New Findings on How Glatiramer Acetate Works for Multiple Sclerosis

Patients with the relapsing-remitting form of multiple sclerosis have shown improvement with glatiramer acetate. Although it is unclear exactly how the drug works, recently published research has shed light on the ways in which glatiramer acetate affects B cells.

Patients with the relapsing-remitting (RRMS) form of multiple sclerosis (MS) have shown improvement with glatiramer acetate (Copaxone/Teva). But researchers are still uncertain exactly how the drug works.

In research published online Sept. 29 in Jama Neurology a University of Texas Southwestern Medical Center team in Dallas, TX, reported on the ways in which glatiramer acetate affects B cells in these patients.

Nancy Monson, PhD, and colleagues looked at cell samples from 22 patients with MS who were receiving treatment with glatiramer acetate, 22 RRMS patients who were treatment naïve, and 15 healthy controls. They found that glatiramer acetate therapy affects several aspects of dysregulated B-cell function in MS. These changes “may contribute to the therapeutic mechanisms of glatiramer acetate,” the team wrote.

The B cells of patients with RRMS lose the ability to produce the regulatory cytokine interleukin 10. The question for the team was whether glatiramer acetate would normalize cytokine production.

They found that the therapy affects B-cell function but that “the exact contribution of B-cell-derived cytokines in MS is not clear.” The researchers said they suspect that the drug affects the pathway of B-cell activation.

“It stands to reason that glatiramer acetate therapy may alter pathways that are important for integrating these activation signals and other key immunologic genes that are modulated by glatiramer acetate therapy,” they wrote.

Additionally, they believe that glatiramer acetate therapy modulates B-cell responses to the protein CD40L, a key player in immune response.

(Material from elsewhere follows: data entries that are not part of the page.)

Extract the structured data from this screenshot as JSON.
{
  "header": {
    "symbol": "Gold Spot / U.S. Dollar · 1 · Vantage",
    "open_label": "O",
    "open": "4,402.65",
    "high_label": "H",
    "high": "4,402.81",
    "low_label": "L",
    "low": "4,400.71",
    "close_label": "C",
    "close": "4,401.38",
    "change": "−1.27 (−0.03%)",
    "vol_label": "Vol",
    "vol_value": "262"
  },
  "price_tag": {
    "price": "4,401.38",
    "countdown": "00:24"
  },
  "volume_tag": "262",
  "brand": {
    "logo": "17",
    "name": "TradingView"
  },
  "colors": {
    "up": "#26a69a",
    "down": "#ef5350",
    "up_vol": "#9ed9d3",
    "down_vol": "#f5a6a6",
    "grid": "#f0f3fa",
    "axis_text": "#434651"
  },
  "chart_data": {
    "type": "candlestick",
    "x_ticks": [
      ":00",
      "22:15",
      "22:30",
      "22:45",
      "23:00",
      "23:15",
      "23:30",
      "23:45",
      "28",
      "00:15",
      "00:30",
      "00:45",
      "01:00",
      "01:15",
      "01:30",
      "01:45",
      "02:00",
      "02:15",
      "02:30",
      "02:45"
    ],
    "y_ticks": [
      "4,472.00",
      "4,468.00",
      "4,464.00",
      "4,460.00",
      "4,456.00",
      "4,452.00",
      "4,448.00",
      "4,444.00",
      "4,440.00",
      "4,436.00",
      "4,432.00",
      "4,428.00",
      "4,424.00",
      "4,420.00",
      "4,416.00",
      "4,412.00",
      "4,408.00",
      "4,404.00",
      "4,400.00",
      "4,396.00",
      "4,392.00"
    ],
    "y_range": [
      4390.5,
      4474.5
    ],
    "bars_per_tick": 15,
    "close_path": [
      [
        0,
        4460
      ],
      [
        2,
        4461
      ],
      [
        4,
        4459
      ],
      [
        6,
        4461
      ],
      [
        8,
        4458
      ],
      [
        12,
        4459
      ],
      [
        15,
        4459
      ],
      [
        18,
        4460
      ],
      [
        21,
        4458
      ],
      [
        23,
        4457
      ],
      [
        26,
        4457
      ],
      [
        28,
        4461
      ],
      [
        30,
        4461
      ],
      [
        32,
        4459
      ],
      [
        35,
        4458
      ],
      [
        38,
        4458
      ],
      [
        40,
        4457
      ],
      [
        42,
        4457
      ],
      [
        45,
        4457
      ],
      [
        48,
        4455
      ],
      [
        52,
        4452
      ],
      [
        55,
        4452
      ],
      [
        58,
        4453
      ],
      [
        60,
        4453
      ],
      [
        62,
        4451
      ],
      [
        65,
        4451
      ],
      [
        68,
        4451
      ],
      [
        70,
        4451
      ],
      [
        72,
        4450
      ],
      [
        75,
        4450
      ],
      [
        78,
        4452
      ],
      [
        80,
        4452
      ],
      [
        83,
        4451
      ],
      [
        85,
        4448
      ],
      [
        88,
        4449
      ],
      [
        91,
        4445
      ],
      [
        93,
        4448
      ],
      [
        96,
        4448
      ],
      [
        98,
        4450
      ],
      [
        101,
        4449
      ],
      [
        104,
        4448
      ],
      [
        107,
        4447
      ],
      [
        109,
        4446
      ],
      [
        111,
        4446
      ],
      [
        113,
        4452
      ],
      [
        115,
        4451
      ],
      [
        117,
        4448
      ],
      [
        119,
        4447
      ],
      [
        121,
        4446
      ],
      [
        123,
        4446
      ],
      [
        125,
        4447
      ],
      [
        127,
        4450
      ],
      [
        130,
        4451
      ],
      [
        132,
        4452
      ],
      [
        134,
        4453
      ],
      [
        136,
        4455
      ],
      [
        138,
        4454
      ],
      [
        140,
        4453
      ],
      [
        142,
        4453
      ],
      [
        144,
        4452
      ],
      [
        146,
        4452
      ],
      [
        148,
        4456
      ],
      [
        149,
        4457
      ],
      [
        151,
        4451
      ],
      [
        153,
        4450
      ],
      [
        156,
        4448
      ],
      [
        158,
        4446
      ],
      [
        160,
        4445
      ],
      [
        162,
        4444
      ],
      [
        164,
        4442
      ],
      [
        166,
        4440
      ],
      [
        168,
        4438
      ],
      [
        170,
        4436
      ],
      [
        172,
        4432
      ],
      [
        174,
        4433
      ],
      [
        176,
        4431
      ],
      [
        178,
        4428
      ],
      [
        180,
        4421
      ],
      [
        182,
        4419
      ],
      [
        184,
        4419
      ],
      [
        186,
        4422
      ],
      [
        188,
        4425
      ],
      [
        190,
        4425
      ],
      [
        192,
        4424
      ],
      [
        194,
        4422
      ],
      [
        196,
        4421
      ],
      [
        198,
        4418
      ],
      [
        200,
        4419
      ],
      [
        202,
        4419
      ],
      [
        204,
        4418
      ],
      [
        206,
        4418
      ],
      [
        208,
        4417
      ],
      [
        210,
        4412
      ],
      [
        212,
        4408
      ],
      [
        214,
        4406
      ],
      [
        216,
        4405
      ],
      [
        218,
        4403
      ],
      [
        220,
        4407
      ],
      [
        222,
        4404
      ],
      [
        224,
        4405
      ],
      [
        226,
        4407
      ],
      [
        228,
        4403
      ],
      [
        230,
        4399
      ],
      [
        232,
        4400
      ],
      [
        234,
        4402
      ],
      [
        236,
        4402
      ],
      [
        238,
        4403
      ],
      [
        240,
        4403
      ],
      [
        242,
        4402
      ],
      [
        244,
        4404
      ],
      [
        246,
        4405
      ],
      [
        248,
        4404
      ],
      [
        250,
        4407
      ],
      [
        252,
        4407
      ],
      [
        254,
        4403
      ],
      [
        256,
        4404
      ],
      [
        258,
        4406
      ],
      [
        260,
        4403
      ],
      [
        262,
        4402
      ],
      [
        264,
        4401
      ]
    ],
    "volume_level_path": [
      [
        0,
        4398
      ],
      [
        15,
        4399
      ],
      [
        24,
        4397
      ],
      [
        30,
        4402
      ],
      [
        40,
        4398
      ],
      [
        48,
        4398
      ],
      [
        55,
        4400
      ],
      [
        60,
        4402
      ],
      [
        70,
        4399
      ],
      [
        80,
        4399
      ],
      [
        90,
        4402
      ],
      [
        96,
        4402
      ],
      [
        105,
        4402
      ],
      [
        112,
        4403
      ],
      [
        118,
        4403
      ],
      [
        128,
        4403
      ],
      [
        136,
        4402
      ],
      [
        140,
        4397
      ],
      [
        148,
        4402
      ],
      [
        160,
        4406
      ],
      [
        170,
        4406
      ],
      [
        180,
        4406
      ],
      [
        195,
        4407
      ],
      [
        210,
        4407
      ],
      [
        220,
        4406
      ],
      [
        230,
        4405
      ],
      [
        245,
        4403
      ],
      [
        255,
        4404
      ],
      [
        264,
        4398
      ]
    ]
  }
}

In the study, they found that when B-cells were cultured with low-dose CD40L, “B-cell proliferation from the healthy donors, treatment-naïve patients, and glatiramer acetate patients were not significantly different.” But when high-dose C40L was used in the culture, B cells from glatiramer acetate and treatment-naïve patients proliferated significantly less compared with those of the healthy donors and treatment-naïve patients. The B cells from patients getting the drug were less responsive to the high-dose CD40L, however, suggesting these patients may have a defect in their ability to respond to high-dose CD40L.